Teheran
di Nella Condorelli
Di che cosa parliamo, quando parliamo di diritti umani, oggi, nel mondo globale? Quando parliamo di diritti delle donne? Quando parliamo di civilta’? Davanti alla fotografia che women in the city ha scelto di pubblicare come foto di copertina, non ci sono risposte in grado di dare risposte.
Oltre l’orrore che pure ci sovrasta, e ci rende mute, di fronte a qualsiasi esecuzione capitale; oltre l’inquietudine che ci afferra al petto di fronte al gesto di un boia che da’ la morte, guardando la foto di questa donna sul punto di essere lapidata, nell’Iran degli ay-
tollah, e fermata dall’obiettivo nel momento del seppellimento da viva, quella che ci scoppia in testa e’ soprattutto una pena selvaggia.
Pena per quel volto contratto nella smorfia di una paura violenta, che si trasmette a noi con la disumana brutalita’ dell’impotenza, e pena anche per noi, donne e uomini del secolo ventunesimo, che predichiamo la vita mentre pratichiamo la morte, chi direttamente, chi scientemente e chi per somma ignavia.
La notizia. Tre giorni fa, secondo quanto pubblicato dal gionale di Teheren “Etemad-Melli”, otto donne sono state condannate alla lapidazione, per reati di varia entita’. Il quotidiano fa anche il nome delle condannate, tutte detenute in diverse carceri del Paese, riportando che “due di loro sono rinchiuse nella prigione di Evin a Teheran, e le altre nelle prigioni di Sepidar ad Ahwaz, di Tchobine di Ghazvine, di Varamine (un sobborgo di Teheran) di Tabriz, e di Oroumieh.”
Tra le donne condannate ci sarebbe anche Mokkarame Ebrhraimi, condannata alla lapidazione, insieme al suo compagno, per una relazione extraconiugale di quindici addietro, nonostante la coppia si sia poi unita in matrimonio, ed abbia due figli, oggi di 11 e 5 anni.

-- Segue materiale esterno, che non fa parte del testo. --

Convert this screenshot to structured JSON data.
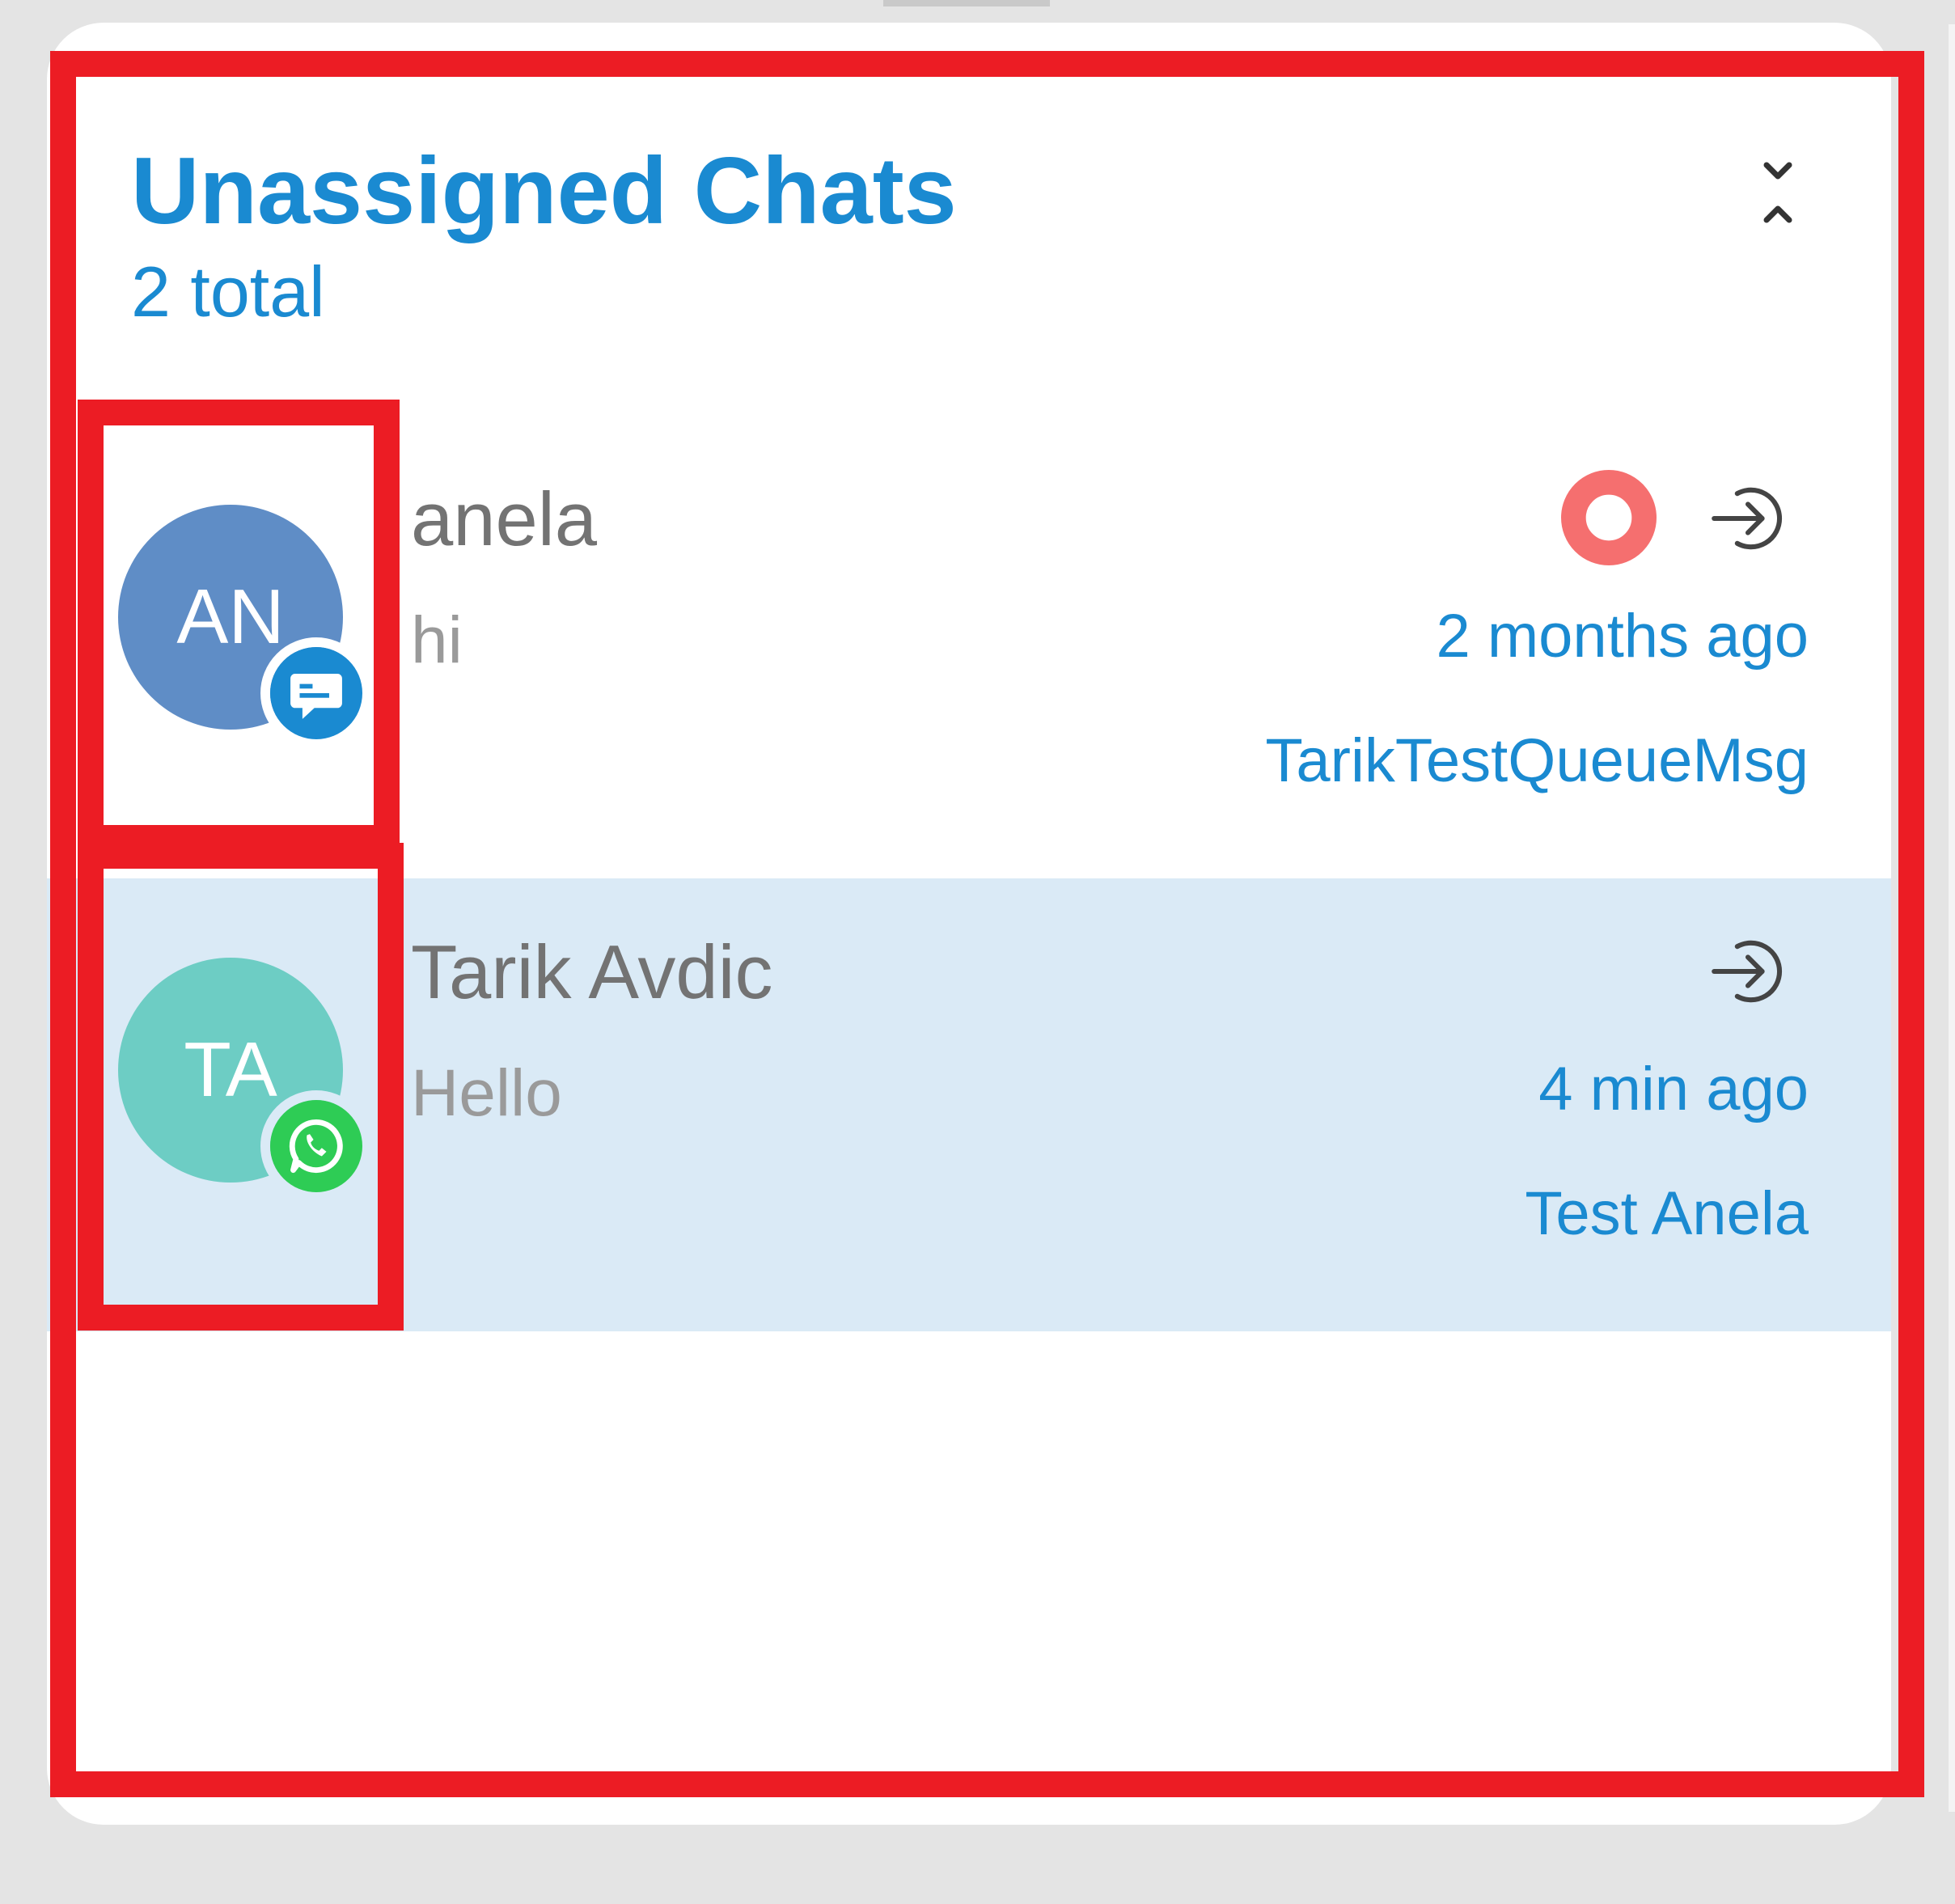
{
  "panel": {
    "title": "Unassigned Chats",
    "total_label": "2 total",
    "collapse_icon": "collapse-chevrons-icon"
  },
  "chats": [
    {
      "initials": "AN",
      "name": "anela",
      "message": "hi",
      "time": "2 months ago",
      "queue": "TarikTestQueueMsg",
      "avatar_color": "#5f8dc6",
      "channel": "chat-bubble-icon",
      "channel_color": "#1a8ad1",
      "unread_indicator": true,
      "unread_color": "#f56f6f",
      "selected": false
    },
    {
      "initials": "TA",
      "name": "Tarik Avdic",
      "message": "Hello",
      "time": "4 min ago",
      "queue": "Test Anela",
      "avatar_color": "#6dcdc4",
      "channel": "whatsapp-icon",
      "channel_color": "#2ecc55",
      "unread_indicator": false,
      "selected": true
    }
  ],
  "annotations": {
    "color": "#ec1c24"
  }
}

Il caso di Mokkarame e del suo compagno aveva suscitato una forte protesta internazionale nel corso dei lavori dell’ultimo G8 in Germania, provocando la reazione della cancelliera Angela Merkel, e la richiesta alle autorita’ di Teheran di sospendere e commutare la pena.
Raggiunti da una piogga di petizioni contro pena di morte e lapidazione, le autorita’ iraniane avevano in un primo tempo acconstito a sospendere l’esecuzione della sentenza che, secondo quanto previsto, avrebbe dovuto aver luogo a mezzanotte dello stesso giorno, nel cimitero cittadino, con la partecipazione degli abitanti.

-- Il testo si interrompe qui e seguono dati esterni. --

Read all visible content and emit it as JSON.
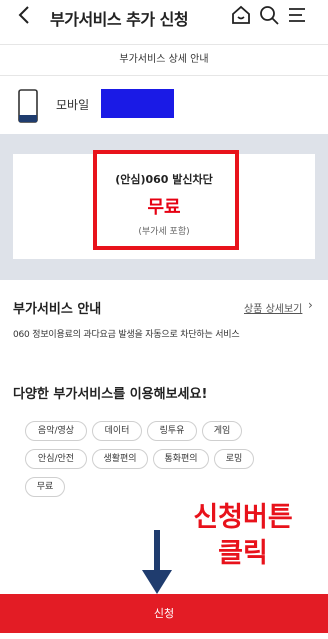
{
  "header": {
    "back_icon": "chevron-left-icon",
    "title": "부가서비스 추가 신청",
    "icons": [
      "home-icon",
      "search-icon",
      "menu-icon"
    ]
  },
  "subtitle": "부가서비스 상세 안내",
  "device": {
    "icon": "mobile-phone-icon",
    "label": "모바일",
    "redaction_color": "#1a1ae6"
  },
  "service": {
    "name": "(안심)060 발신차단",
    "price": "무료",
    "vat_note": "(부가세 포함)"
  },
  "info": {
    "title": "부가서비스 안내",
    "detail_link": "상품 상세보기",
    "description": "060 정보이용료의 과다요금 발생을 자동으로 차단하는 서비스"
  },
  "promo": {
    "title": "다양한 부가서비스를 이용해보세요!",
    "chips": [
      "음악/영상",
      "데이터",
      "링투유",
      "게임",
      "안심/안전",
      "생활편의",
      "통화편의",
      "로밍",
      "무료"
    ]
  },
  "annotation": {
    "line1": "신청버튼",
    "line2": "클릭"
  },
  "apply_button": "신청",
  "colors": {
    "accent_red": "#e31c25",
    "highlight_red": "#e8121b",
    "price_red": "#e60012",
    "panel_gray": "#dee2e9",
    "arrow_navy": "#1f3c6e"
  }
}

La sospensione della pena, pero’, e’ stata ritrattata tre giorni addietro, e l’uomo, Amir Kiiari, e’ stato lapidato come previsto dal codice penale iraniano per gli uomini, cioe’ seppellito sino alla vita, le braccia libere, per un ultimo, inutile e disperato, gesto di difesa.

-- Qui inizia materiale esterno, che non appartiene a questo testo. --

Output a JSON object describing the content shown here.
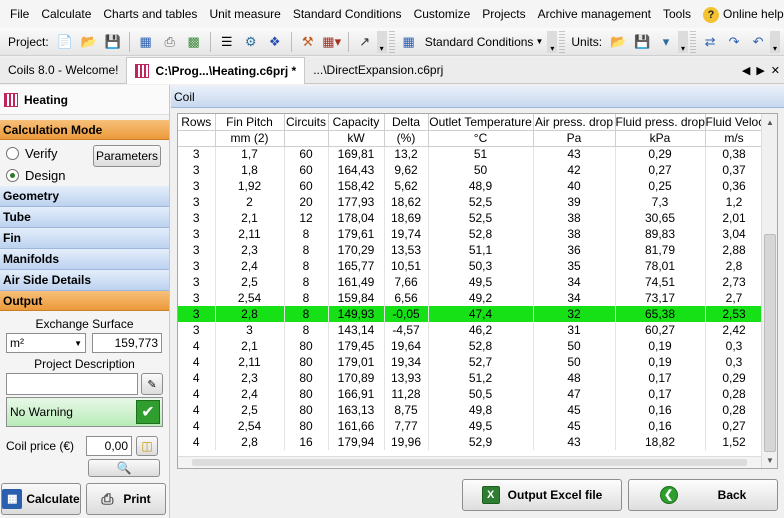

La notizia delle otto condanne capitali per lapidazione ha provocato un’ondata di proteste in tutto il mondo, e l’appello della Commissione Donne del Consiglio nazionale della resistenza iraniana alle Nazioni unite e a tutte le organizzazioni di difesa dei diritti umani, “perche’ condannino i crimini di questo regime medioevale, ed adottino misure idonee a porre fine a questi comportamenti inumani.”
“Dietro queste condanne”, ci dice Sarvnaz Chitsaz, presidente della Commissione Donne CNRI, “c’e’ un vero e proprio piano: gli ayatollah mirano a creare panico e timore nella popolazione, per spegnere ogni anelito alla protesta con il ricorso a punizioni crudeli e arbitrarie, frutto di un’uso ambiguo e distorto dell’islam, piegato solo ai propri interessi di bottega e di potere.”.
Meeting di San Rossore. L’appello delle iraniane, annunciano le donne dell’Associaizone Donne Democratiche Iraniane, sara’ diffuso anche a San Rossore, durante la tavola rotonda dedicata ai diritti delle donne, il prossimo 20 luglio, nell’ambito del Meeting internazionale sui diritti delle donne e dei bambini promosso dalla Regione Toscana e dall’Unicef.
Alla tavola rotonda, moderata dalla giornalista Rula Jebreal, con la presenza della ministra Barbara Pollastrini, parteciperanno infatti anche Farideh Araki Karimi, rappresentante del Consiglio Nazionale della Resistenza Iraniana in esilio e, in videoconferenza da Auvers sur Oise, la stessa presidente Maryan Rajavi. Al centro del suo intervento, il rapporto tra l’ islam e l’emancipazione delle donne, e l’analsi del fondamentalismo misogno degli ayatollah, causa dell’inferiorita’ attuale delle donne iraniane.